On ne peut pas transporter partout avec soi le cadavre de son père. On l’abandonne en compagnie des autres morts. Et, l’on s’en souvient, on le regrette, on en parle avec admiration. Et, si l’on devient père, il ne faut pas s’attendre à ce qu’un de nos enfants veuille se doubler pour la vie de notre cadavre.

Mais, nos pieds ne se détachent qu’en vain du sol qui contient les morts.

 

Considérer la pureté, c’est baptiser l’instinct, c’est humaniser l’art et diviniser la personnalité.

La racine, la tige et la fleur de lis montrent la progression de la pureté jusqu’à sa floraison symbolique.

 

Tous les corps sont égaux devant la lumière et leurs modifications résultent de ce pouvoir lumineux qui construit à son gré.

Nous ne connaissons pas toutes les couleurs et chaque homme en invente de nouvelles.

Mais, le peintre doit avant tout se donner le spectacle de sa propre divinité et les tableaux qu’il offre à l’admiration des hommes leur conféreront la gloire d’exercer aussi et momentanément leur propre divinité.
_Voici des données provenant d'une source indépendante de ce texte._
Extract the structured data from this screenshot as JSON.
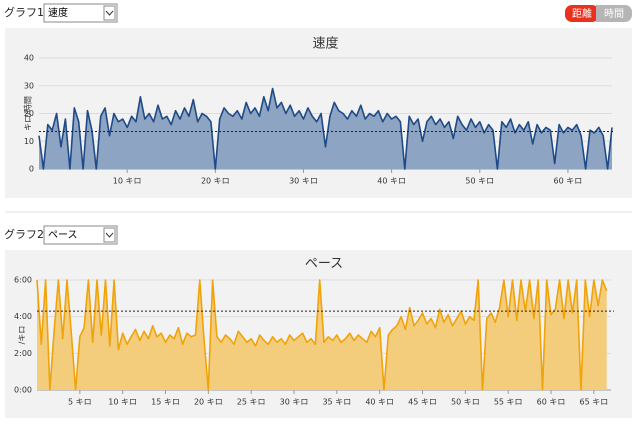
{
  "controls": {
    "graph1_label": "グラフ1:",
    "graph1_select": "速度",
    "graph2_label": "グラフ2:",
    "graph2_select": "ペース",
    "toggle": [
      "距離",
      "時間"
    ]
  },
  "chart_data": [
    {
      "type": "area",
      "title": "速度",
      "y_label": "キロ/時間",
      "color": "#1f4a87",
      "fill": "#8da4c2",
      "grid": true,
      "average_line": 13.5,
      "xlim": [
        0,
        65
      ],
      "xticks": [
        {
          "value": 10,
          "label": "10 キロ"
        },
        {
          "value": 20,
          "label": "20 キロ"
        },
        {
          "value": 30,
          "label": "30 キロ"
        },
        {
          "value": 40,
          "label": "40 キロ"
        },
        {
          "value": 50,
          "label": "50 キロ"
        },
        {
          "value": 60,
          "label": "60 キロ"
        }
      ],
      "ylim": [
        0,
        40
      ],
      "yticks": [
        0,
        10,
        20,
        30,
        40
      ],
      "x": [
        0,
        0.5,
        1,
        1.5,
        2,
        2.5,
        3,
        3.5,
        4,
        4.5,
        5,
        5.5,
        6,
        6.5,
        7,
        7.5,
        8,
        8.5,
        9,
        9.5,
        10,
        10.5,
        11,
        11.5,
        12,
        12.5,
        13,
        13.5,
        14,
        14.5,
        15,
        15.5,
        16,
        16.5,
        17,
        17.5,
        18,
        18.5,
        19,
        19.5,
        20,
        20.5,
        21,
        21.5,
        22,
        22.5,
        23,
        23.5,
        24,
        24.5,
        25,
        25.5,
        26,
        26.5,
        27,
        27.5,
        28,
        28.5,
        29,
        29.5,
        30,
        30.5,
        31,
        31.5,
        32,
        32.5,
        33,
        33.5,
        34,
        34.5,
        35,
        35.5,
        36,
        36.5,
        37,
        37.5,
        38,
        38.5,
        39,
        39.5,
        40,
        40.5,
        41,
        41.5,
        42,
        42.5,
        43,
        43.5,
        44,
        44.5,
        45,
        45.5,
        46,
        46.5,
        47,
        47.5,
        48,
        48.5,
        49,
        49.5,
        50,
        50.5,
        51,
        51.5,
        52,
        52.5,
        53,
        53.5,
        54,
        54.5,
        55,
        55.5,
        56,
        56.5,
        57,
        57.5,
        58,
        58.5,
        59,
        59.5,
        60,
        60.5,
        61,
        61.5,
        62,
        62.5,
        63,
        63.5,
        64,
        64.5,
        65
      ],
      "values": [
        12,
        0,
        16,
        14,
        20,
        8,
        18,
        0,
        22,
        17,
        0,
        21,
        14,
        0,
        19,
        22,
        12,
        20,
        17,
        18,
        15,
        19,
        17,
        26,
        18,
        20,
        17,
        23,
        18,
        19,
        16,
        21,
        18,
        22,
        19,
        25,
        17,
        20,
        19,
        17,
        0,
        18,
        22,
        20,
        19,
        21,
        18,
        24,
        20,
        22,
        19,
        26,
        21,
        29,
        22,
        24,
        20,
        23,
        19,
        21,
        18,
        22,
        19,
        17,
        20,
        8,
        19,
        24,
        21,
        20,
        18,
        21,
        19,
        23,
        18,
        20,
        19,
        21,
        17,
        20,
        18,
        19,
        17,
        0,
        19,
        16,
        18,
        10,
        17,
        19,
        16,
        18,
        15,
        17,
        11,
        19,
        16,
        14,
        18,
        15,
        17,
        13,
        16,
        14,
        0,
        17,
        15,
        18,
        13,
        16,
        14,
        17,
        9,
        16,
        13,
        15,
        14,
        2,
        16,
        13,
        15,
        14,
        16,
        12,
        0,
        14,
        13,
        15,
        12,
        0,
        15
      ]
    },
    {
      "type": "area",
      "title": "ペース",
      "y_label": "/キロ",
      "color": "#f0a30a",
      "fill": "#f3cd7c",
      "grid": true,
      "average_line": 4.3,
      "xlim": [
        0,
        67
      ],
      "xticks": [
        {
          "value": 5,
          "label": "5 キロ"
        },
        {
          "value": 10,
          "label": "10 キロ"
        },
        {
          "value": 15,
          "label": "15 キロ"
        },
        {
          "value": 20,
          "label": "20 キロ"
        },
        {
          "value": 25,
          "label": "25 キロ"
        },
        {
          "value": 30,
          "label": "30 キロ"
        },
        {
          "value": 35,
          "label": "35 キロ"
        },
        {
          "value": 40,
          "label": "40 キロ"
        },
        {
          "value": 45,
          "label": "45 キロ"
        },
        {
          "value": 50,
          "label": "50 キロ"
        },
        {
          "value": 55,
          "label": "55 キロ"
        },
        {
          "value": 60,
          "label": "60 キロ"
        },
        {
          "value": 65,
          "label": "65 キロ"
        }
      ],
      "ylim": [
        0,
        6
      ],
      "yticks": [
        {
          "value": 0,
          "label": "0:00"
        },
        {
          "value": 2,
          "label": "2:00"
        },
        {
          "value": 4,
          "label": "4:00"
        },
        {
          "value": 6,
          "label": "6:00"
        }
      ],
      "x": [
        0,
        0.5,
        1,
        1.5,
        2,
        2.5,
        3,
        3.5,
        4,
        4.5,
        5,
        5.5,
        6,
        6.5,
        7,
        7.5,
        8,
        8.5,
        9,
        9.5,
        10,
        10.5,
        11,
        11.5,
        12,
        12.5,
        13,
        13.5,
        14,
        14.5,
        15,
        15.5,
        16,
        16.5,
        17,
        17.5,
        18,
        18.5,
        19,
        19.5,
        20,
        20.5,
        21,
        21.5,
        22,
        22.5,
        23,
        23.5,
        24,
        24.5,
        25,
        25.5,
        26,
        26.5,
        27,
        27.5,
        28,
        28.5,
        29,
        29.5,
        30,
        30.5,
        31,
        31.5,
        32,
        32.5,
        33,
        33.5,
        34,
        34.5,
        35,
        35.5,
        36,
        36.5,
        37,
        37.5,
        38,
        38.5,
        39,
        39.5,
        40,
        40.5,
        41,
        41.5,
        42,
        42.5,
        43,
        43.5,
        44,
        44.5,
        45,
        45.5,
        46,
        46.5,
        47,
        47.5,
        48,
        48.5,
        49,
        49.5,
        50,
        50.5,
        51,
        51.5,
        52,
        52.5,
        53,
        53.5,
        54,
        54.5,
        55,
        55.5,
        56,
        56.5,
        57,
        57.5,
        58,
        58.5,
        59,
        59.5,
        60,
        60.5,
        61,
        61.5,
        62,
        62.5,
        63,
        63.5,
        64,
        64.5,
        65,
        65.5,
        66,
        66.5
      ],
      "values": [
        6,
        2.5,
        6,
        0,
        3.2,
        6,
        2.8,
        6,
        3.1,
        0,
        2.9,
        3.4,
        6,
        2.6,
        6,
        3.0,
        6,
        2.4,
        6,
        2.2,
        3.1,
        2.5,
        2.9,
        3.3,
        2.7,
        3.2,
        2.8,
        3.5,
        2.9,
        3.1,
        2.6,
        3.0,
        2.8,
        3.4,
        2.5,
        3.1,
        2.9,
        3.0,
        6,
        2.7,
        0,
        6,
        2.9,
        2.6,
        3.0,
        2.8,
        2.5,
        3.2,
        2.9,
        2.6,
        2.8,
        2.4,
        3.0,
        2.7,
        2.5,
        2.9,
        2.6,
        2.8,
        2.5,
        3.0,
        2.7,
        2.9,
        3.1,
        2.6,
        2.8,
        2.5,
        6,
        2.6,
        2.9,
        2.7,
        3.0,
        2.6,
        2.8,
        3.1,
        2.7,
        3.0,
        2.8,
        2.6,
        3.2,
        2.9,
        3.4,
        0,
        3.0,
        3.3,
        3.5,
        4.0,
        3.3,
        4.5,
        3.5,
        3.8,
        4.2,
        3.6,
        3.9,
        3.4,
        4.4,
        3.7,
        4.1,
        3.5,
        3.9,
        4.3,
        3.6,
        4.0,
        3.8,
        6,
        0,
        3.9,
        4.2,
        3.7,
        4.5,
        6,
        4.0,
        6,
        3.8,
        6,
        4.3,
        6,
        3.9,
        6,
        0,
        6,
        4.1,
        4.4,
        6,
        3.9,
        6,
        4.2,
        6,
        0,
        6,
        4.0,
        6,
        4.6,
        6,
        5.4
      ]
    }
  ]
}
Il faut pour cela embrasser d’un coup d’œil : le passé, le présent et l’avenir.

La toile doit présenter cette unité essentielle qui seule provoque l’extase.

Alors, rien de fugitif n’entraînera au hasard. Nous ne reviendrons pas brusquement en arrière. Spectateurs libres nous n’abandonnerons point notre vie à cause de notre curiosité. Les faux sauniers des apparences ne passeront point en fraude nos statues de sel devant l’octroi de la raison.

Nous n’errerons point dans l’avenir inconnu, qui séparé de l’éternité n’est qu’un mot destiné à tenter l’homme.

Nous ne nous épuiserons pas à saisir le présent trop fugace et qui ne peut être pour l’artiste que le masque de la mort : la mode.

 

Le tableau existera inéluctablement. La vision sera entière, complète et son infini au lieu de marquer une imperfection, fera seulement ressortir le rapport d’une nouvelle créature à un nouveau créateur et rien d’autre. Sans quoi, il n’y aura point d’unité, et les rapports qu’auront les divers points de la toile avec différents génies, avec différents objets, avec différentes lumières ne montreront qu’une multiplicité de disparates sans harmonie.

Car, s’il peut y avoir un nombre infini de créatures attestant chacune leur créateur, sans qu’aucune création n’encombre l’étendue de celles qui coexistent, il est impossible de les concevoir en même temps et la mort provient de leur juxtaposition, de leur mêlée, de leur amour.